Workshop 1: Download and Explore Ancient DNA Data
Introduction
Welcome to your first hands-on computational workshop as a new graduate student in an ancient genomics lab! This session is designed for students with little prior computational experience. You will use GitHub Classroom to access your workshop repository and learn essential skills by working with real ancient DNA data. Your main goal is to download a small ancient mitochondrial genome dataset from a public database and calculate basic statistics. Throughout, you will use Large Language Models (LLMs) to help translate biological questions into code, debug your scripts, and iterate until you reach a solution. This workshop follows the Problem → Prompt → Code → Debug → Result cycle.
Supporting Materials
Problem Statement
You have received raw sequencing data from the field team. Your PI wants to know: “What are the basic characteristics of this ancient mitochondrial genome?” Your job is to:
- Download a small ancient mitochondrial genome dataset from a public resource (e.g., Allen Ancient DNA Resource, NCBI)
- Calculate basic statistics (sequence length, GC content)
- Summarize your findings in a brief report
Technical Skills Introduced
- Using VS Code for code development
- Basic git and GitHub for version control
- Downloading data from public genomics databases
- Python scripting for sequence analysis
- Prompt engineering and iterative debugging with LLMs
Workshop Workflow
Workshop Structure
- Setup (with GitHub Classroom):
- Clone your workshop repository from GitHub Classroom.
- Set up your coding environment (VS Code) and explore the project structure.
- Data Acquisition:
- Use LLMs to help you write prompts for downloading a mitochondrial genome FASTA file from a public database (e.g., AADR or NCBI).
- Sequence Exploration:
- Prompt the LLM to generate Python code for parsing the FASTA file and calculating sequence length and GC content.
- Debug & Iterate:
- Run your code, use LLMs to help debug errors, and refine your prompts and scripts until you get correct results.
- Reporting:
- Summarize your findings in a short markdown report. All files should be tracked in git and pushed to GitHub.
At certain points, we will discuss several different ways of accomplishing the stated goals and the situations in when you would choose to use a specific approach vs. others. We will ask you to refine your approach using some of the best practices we discuss and introduce to you.
Sample Initial Prompt
I need to download a small ancient mitochondrial genome FASTA file from a public database (such as the Allen Ancient DNA Resource or NCBI). Please help me brainstorm ways I can accomplish this.
Guidelines
- Please work entirely on the SCC
- Develop your own methods you are comfortable with to accomplish the goals
Schedule
1st hour
Interactive Demo of SCC OnDemand and basic git / github setup (50 minutes)
- Setup SSH keys (https://www.bu.edu/tech/support/research/system-usage/connect-scc/access-and-security/using-scc-with-github-2fa/#AUTH)

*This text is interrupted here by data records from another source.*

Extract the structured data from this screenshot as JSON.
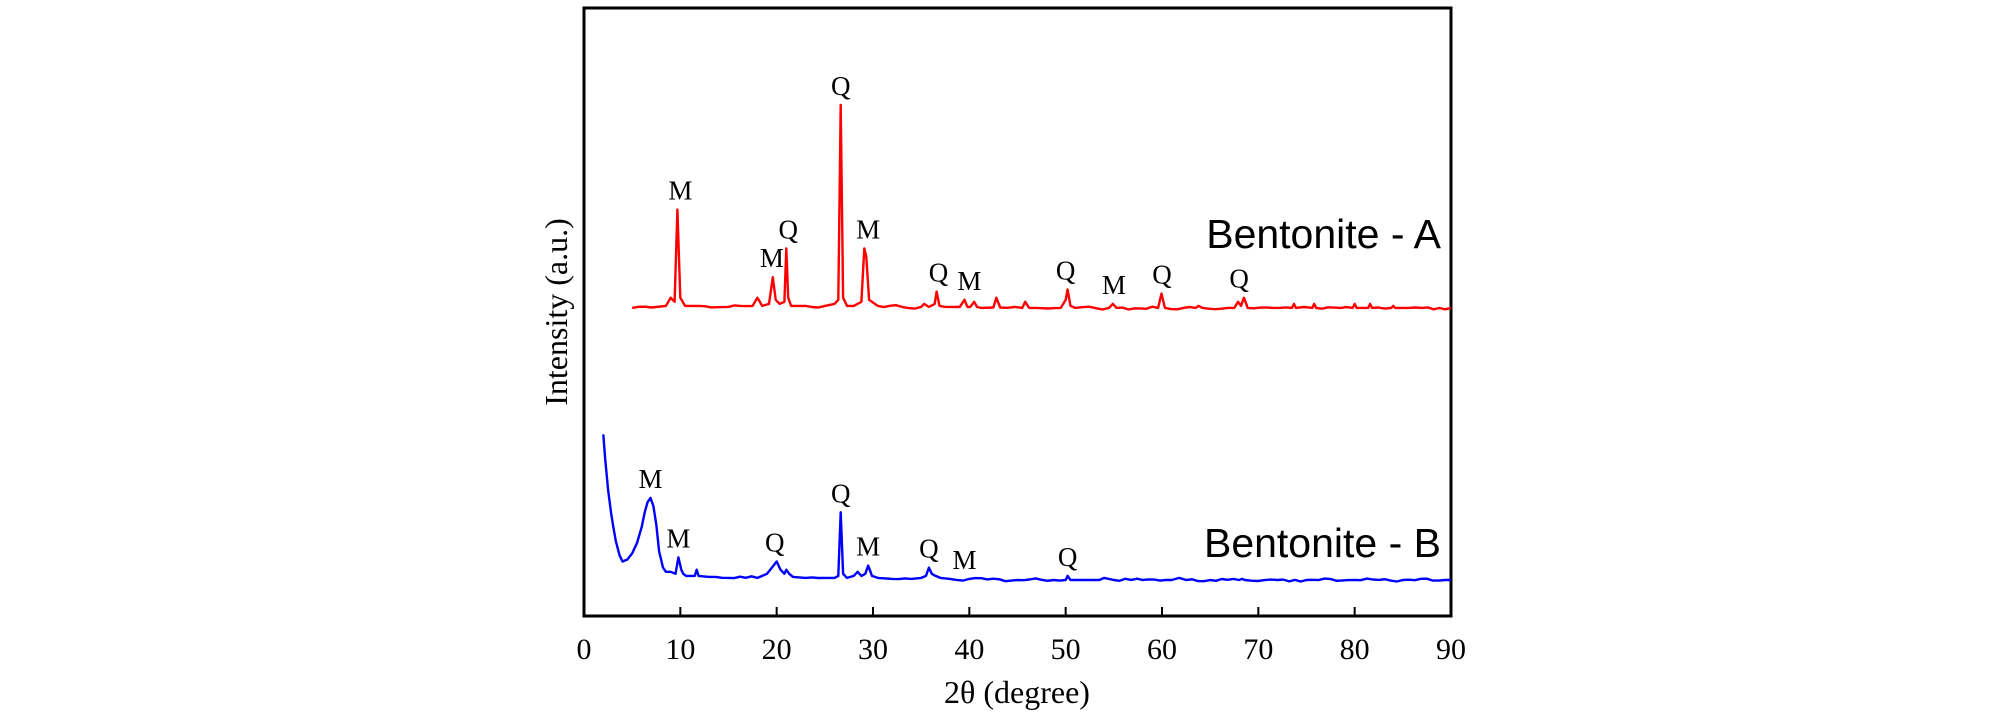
{
  "chart_data": {
    "type": "line",
    "xlabel": "2θ (degree)",
    "ylabel": "Intensity (a.u.)",
    "xlim": [
      0,
      90
    ],
    "x_ticks": [
      0,
      10,
      20,
      30,
      40,
      50,
      60,
      70,
      80,
      90
    ],
    "y_tick_labels": "none",
    "grid": false,
    "legend": "none",
    "series": [
      {
        "name": "Bentonite - A",
        "color": "#ff0000",
        "x": [
          5.0,
          7.0,
          8.5,
          9.0,
          9.4,
          9.7,
          10.0,
          10.5,
          12.0,
          15.0,
          17.5,
          18.0,
          18.5,
          19.2,
          19.6,
          19.9,
          20.3,
          20.8,
          21.0,
          21.2,
          21.5,
          23.0,
          25.0,
          26.0,
          26.4,
          26.65,
          26.9,
          27.3,
          28.0,
          28.8,
          29.1,
          29.3,
          29.6,
          30.5,
          33.0,
          35.0,
          35.3,
          35.8,
          36.4,
          36.6,
          36.9,
          37.5,
          39.0,
          39.5,
          39.8,
          40.1,
          40.5,
          40.8,
          41.2,
          42.5,
          42.8,
          43.2,
          45.5,
          45.8,
          46.2,
          49.5,
          50.0,
          50.2,
          50.5,
          51.0,
          54.5,
          54.9,
          55.3,
          59.6,
          59.95,
          60.3,
          63.5,
          63.8,
          64.2,
          67.5,
          67.9,
          68.2,
          68.5,
          68.9,
          73.5,
          73.7,
          73.9,
          75.6,
          75.8,
          76.0,
          79.8,
          80.0,
          80.2,
          81.4,
          81.6,
          81.8,
          83.8,
          84.0,
          84.2,
          87.0,
          90.0
        ],
        "y": [
          0.01,
          0.012,
          0.02,
          0.06,
          0.04,
          0.49,
          0.06,
          0.02,
          0.02,
          0.015,
          0.02,
          0.06,
          0.02,
          0.03,
          0.16,
          0.05,
          0.03,
          0.04,
          0.3,
          0.06,
          0.02,
          0.02,
          0.02,
          0.03,
          0.05,
          1.0,
          0.06,
          0.02,
          0.02,
          0.04,
          0.3,
          0.26,
          0.05,
          0.02,
          0.015,
          0.015,
          0.03,
          0.015,
          0.03,
          0.09,
          0.02,
          0.015,
          0.015,
          0.05,
          0.015,
          0.015,
          0.04,
          0.015,
          0.01,
          0.012,
          0.06,
          0.012,
          0.01,
          0.04,
          0.01,
          0.01,
          0.05,
          0.1,
          0.02,
          0.01,
          0.01,
          0.03,
          0.01,
          0.01,
          0.08,
          0.01,
          0.01,
          0.02,
          0.01,
          0.01,
          0.04,
          0.02,
          0.06,
          0.01,
          0.01,
          0.03,
          0.01,
          0.01,
          0.03,
          0.01,
          0.01,
          0.03,
          0.01,
          0.01,
          0.03,
          0.01,
          0.01,
          0.02,
          0.01,
          0.01,
          0.01
        ],
        "label": "Bentonite - A",
        "peaks": [
          {
            "x": 10.0,
            "y": 0.49,
            "label": "M"
          },
          {
            "x": 19.5,
            "y": 0.16,
            "label": "M"
          },
          {
            "x": 21.2,
            "y": 0.3,
            "label": "Q"
          },
          {
            "x": 26.65,
            "y": 1.0,
            "label": "Q"
          },
          {
            "x": 29.5,
            "y": 0.3,
            "label": "M"
          },
          {
            "x": 36.8,
            "y": 0.09,
            "label": "Q"
          },
          {
            "x": 40.0,
            "y": 0.05,
            "label": "M"
          },
          {
            "x": 50.0,
            "y": 0.1,
            "label": "Q"
          },
          {
            "x": 55.0,
            "y": 0.03,
            "label": "M"
          },
          {
            "x": 60.0,
            "y": 0.08,
            "label": "Q"
          },
          {
            "x": 68.0,
            "y": 0.06,
            "label": "Q"
          }
        ]
      },
      {
        "name": "Bentonite - B",
        "color": "#0000ff",
        "x": [
          2.0,
          2.2,
          2.5,
          2.8,
          3.0,
          3.3,
          3.7,
          4.0,
          4.5,
          5.0,
          5.5,
          6.0,
          6.3,
          6.6,
          6.9,
          7.2,
          7.5,
          7.8,
          8.2,
          8.5,
          9.0,
          9.5,
          9.8,
          10.1,
          10.3,
          10.6,
          11.5,
          11.7,
          11.9,
          13.0,
          15.0,
          18.0,
          19.0,
          19.5,
          20.0,
          20.4,
          20.8,
          21.0,
          21.3,
          21.7,
          23.0,
          25.0,
          26.0,
          26.4,
          26.65,
          26.9,
          27.3,
          28.0,
          28.4,
          28.8,
          29.2,
          29.5,
          29.9,
          30.5,
          32.0,
          34.0,
          35.0,
          35.5,
          35.8,
          36.1,
          36.5,
          37.0,
          38.0,
          40.0,
          45.0,
          50.0,
          50.2,
          50.5,
          52.0,
          53.5,
          54.0,
          55.0,
          58.0,
          61.0,
          61.8,
          62.5,
          65.0,
          68.0,
          68.3,
          68.6,
          72.0,
          75.0,
          80.0,
          85.0,
          90.0
        ],
        "y": [
          0.72,
          0.6,
          0.45,
          0.34,
          0.28,
          0.2,
          0.13,
          0.1,
          0.11,
          0.14,
          0.19,
          0.27,
          0.34,
          0.39,
          0.41,
          0.37,
          0.28,
          0.15,
          0.07,
          0.05,
          0.05,
          0.04,
          0.12,
          0.06,
          0.04,
          0.03,
          0.03,
          0.06,
          0.03,
          0.025,
          0.02,
          0.02,
          0.04,
          0.07,
          0.1,
          0.06,
          0.04,
          0.06,
          0.04,
          0.025,
          0.02,
          0.02,
          0.02,
          0.03,
          0.34,
          0.04,
          0.02,
          0.03,
          0.05,
          0.03,
          0.04,
          0.08,
          0.03,
          0.02,
          0.015,
          0.015,
          0.02,
          0.03,
          0.07,
          0.04,
          0.03,
          0.02,
          0.015,
          0.015,
          0.01,
          0.01,
          0.03,
          0.01,
          0.01,
          0.01,
          0.02,
          0.01,
          0.01,
          0.01,
          0.02,
          0.01,
          0.01,
          0.01,
          0.015,
          0.01,
          0.01,
          0.01,
          0.01,
          0.01,
          0.01
        ],
        "label": "Bentonite - B",
        "peaks": [
          {
            "x": 6.9,
            "y": 0.41,
            "label": "M"
          },
          {
            "x": 9.8,
            "y": 0.12,
            "label": "M"
          },
          {
            "x": 19.8,
            "y": 0.1,
            "label": "Q"
          },
          {
            "x": 26.65,
            "y": 0.34,
            "label": "Q"
          },
          {
            "x": 29.5,
            "y": 0.08,
            "label": "M"
          },
          {
            "x": 35.8,
            "y": 0.07,
            "label": "Q"
          },
          {
            "x": 39.5,
            "y": 0.015,
            "label": "M"
          },
          {
            "x": 50.2,
            "y": 0.03,
            "label": "Q"
          }
        ]
      }
    ]
  }
}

- Understand VsCode core features and install common plugins
- Basic SCC Structure (head node, compute nodes, interactive jobs)
- Home directory and project directory structures
Break (10 minutes)
2nd hour Objective 1 (20 minutes)
- Develop a method or series of steps that downloads a single genome and calculates the GC content
Discussion of approach (10 minutes)
- Demonstration of an approach for accomplishing the stated goals
- Discussion of the strengths and weaknesses of the approach and possible points of improvement
Modifications to your approach and discussion (30 mins)
3rd hour
New modifications to your approach (30 minutes)
Discussion of approach (30 minutes)
- Demonstration of an approach for accomplishing the stated goals
- Discussion of the strengths and weaknesses of the approach and possible points of improvement
Deliverables
By the end of this workshop, you will have created the following artifacts:
- Downloaded FASTA File
- A small ancient mitochondrial genome sequence file (FASTA format) obtained from a public database (e.g., AADR or NCBI).
- Example:
ancient_mtDNA.fasta
- Python Analysis Script
- A well-documented Python script that:
- Reads the downloaded FASTA file
- Computes sequence length and GC content
- Prints or saves the results in a readable format
- Example:
analyze_mtDNA.py
- A well-documented Python script that:
- Results Output
- A text or markdown file summarizing:
- The sequence length
- The GC content (as a percentage)
- Any additional notes or observations
- Example:
results.md
orresults.txt
- A text or markdown file summarizing:
- (Optional) Visualization
- A simple plot (e.g., pie chart or bar plot) of base composition or GC content, generated using Python (matplotlib or similar)
- Example:
gc_content_plot.png
- Brief Report
- A short markdown report (1–2 paragraphs) summarizing your approach, the results, and any challenges encountered. This should be clear enough to share with your PI or collaborators.
- Example:
summary_report.md
- Version-Controlled Repository
- All code files should be tracked in your git repository and pushed to GitHub Classroom as part of reproducible research best practices. This ensures your work is reproducible and easy to share with instructors and collaborators.